O político-pastor prega um Evangelho pervertido: “ame sempre menos e julgue severamente o tempo todo”. Nikolas nunca perguntaria, com voz serena e sem estabelecer contato visual agressivo, a fim de não escalar a violência de uma situação-limite: “Quem de vós estiver sem pecado atire a primeira pedra”. [16] Pelo contrário, Nikolas lançaria com prazer a última pedra, justamente aquela que mata.

É precisamente esse ânimo militarizado que define o projeto político do nacionalismo cristão, tal como determinado pela Teologia do Domínio. A Frente Parlamentar Evangélica desenvolve há décadas o controle progressivo, passo a passo, de comissões relevantes no Congresso Nacional de modo a impedir a votação de temas considerados polêmicos, ou de forma a incluir em pauta tópicos de interesse da bancada evangélica. Não se trata de projeção de um futuro distante, porém do cotidiano legislativo de Brasília.

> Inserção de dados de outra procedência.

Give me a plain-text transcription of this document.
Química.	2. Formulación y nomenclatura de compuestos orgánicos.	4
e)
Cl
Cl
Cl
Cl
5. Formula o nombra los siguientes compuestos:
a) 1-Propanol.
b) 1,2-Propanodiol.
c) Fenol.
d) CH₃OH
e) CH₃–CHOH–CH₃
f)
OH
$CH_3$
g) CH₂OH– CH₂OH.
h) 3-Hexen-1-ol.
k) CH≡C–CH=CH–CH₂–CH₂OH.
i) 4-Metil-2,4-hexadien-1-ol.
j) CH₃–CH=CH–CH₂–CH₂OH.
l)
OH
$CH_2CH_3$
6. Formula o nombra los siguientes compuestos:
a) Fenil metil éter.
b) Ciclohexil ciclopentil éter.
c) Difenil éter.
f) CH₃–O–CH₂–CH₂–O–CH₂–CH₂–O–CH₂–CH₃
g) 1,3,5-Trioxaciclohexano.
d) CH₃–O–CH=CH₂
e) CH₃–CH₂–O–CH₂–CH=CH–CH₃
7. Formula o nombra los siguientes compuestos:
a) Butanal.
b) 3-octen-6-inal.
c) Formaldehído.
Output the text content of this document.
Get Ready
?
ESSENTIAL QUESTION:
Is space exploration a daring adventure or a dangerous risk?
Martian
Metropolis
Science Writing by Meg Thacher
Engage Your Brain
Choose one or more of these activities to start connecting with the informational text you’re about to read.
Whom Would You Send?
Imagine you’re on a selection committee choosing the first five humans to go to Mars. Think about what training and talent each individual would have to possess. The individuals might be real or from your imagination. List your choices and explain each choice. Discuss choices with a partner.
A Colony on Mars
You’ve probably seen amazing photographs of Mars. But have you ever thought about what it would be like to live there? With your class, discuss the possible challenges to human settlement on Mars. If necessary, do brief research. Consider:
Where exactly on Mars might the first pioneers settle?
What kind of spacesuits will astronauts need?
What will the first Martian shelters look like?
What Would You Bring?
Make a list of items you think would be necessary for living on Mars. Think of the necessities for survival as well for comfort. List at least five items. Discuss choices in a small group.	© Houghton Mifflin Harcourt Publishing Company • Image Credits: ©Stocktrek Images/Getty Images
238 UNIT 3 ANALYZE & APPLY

Um plano de poder minucioso, principiado logo após a promulgação da Constituição Federal de 1988.

Onde estávamos que conseguimos manter os olhos bem fechados?

Plano de poder — eu disse.

“Plano de poder” é o título do livro-manifesto do bispo Edir Macedo, publicado em 2008.

Na próxima semana — você já sabe.

 

[1] Nikolas Ferreira. O cristão e a política. Descubra como vencer a guerra cultural. 2° edição. São Paulo: Editora Vida, 2023, p. 19, grifos meus.
[2] Silas Malafaia. “Prefácio”. In: Nikolas Ferreira. O cristão e a política. Op. cit., p. 10, grifos meus.
[3] Nikolas Ferreira. O cristão e a política. Op. cit., p. 23.
[4] Idem, p. 24.
[5] Idem, p. 40.
[6] Idem, p. 42.
[7] Silas Malafaia. “Prefácio”. Op. cit., p. 10.
[8] Idem, p. 8.
[9] Nikolas Ferreira. O cristão e a política. Op. cit., p. 11.
[10] Idem, p. 148.
[11] Mateus 15. Bíblia do Peregrino. Luís Alonso Schökel (organização e notas). São Paulo: Editora Paulus, 2a edição, 2006. Na primeira passagem, Mateus 15:1-2; na segunda, Mateus 15:10-11; p. 2352-2353.
[12] Nikolas Ferreira. O cristão e a política. Op. cit., p. 9, grifos do autor.
[13] Silas Malafaia. “Prefácio”. Op. cit., p. 8. Claro, o pastor-político Malafaia alude aqui mais diretamente à conhecida passagem da Carta aos Romanos 12:2: “Não vos ajusteis a este mundo, e e sim transformai-vos com uma mentalidade nova (…)”.
[14] Nikolas Ferreira. O cristão e a política. Op. cit., p. 34.
[15] Idem, p. 143.
[16] João 8:7. Bíblia do Peregrino. Luís Alonso Schökel (organização e notas). São Paulo: Editora Paulus, 2a edição, 2006, p. 2574.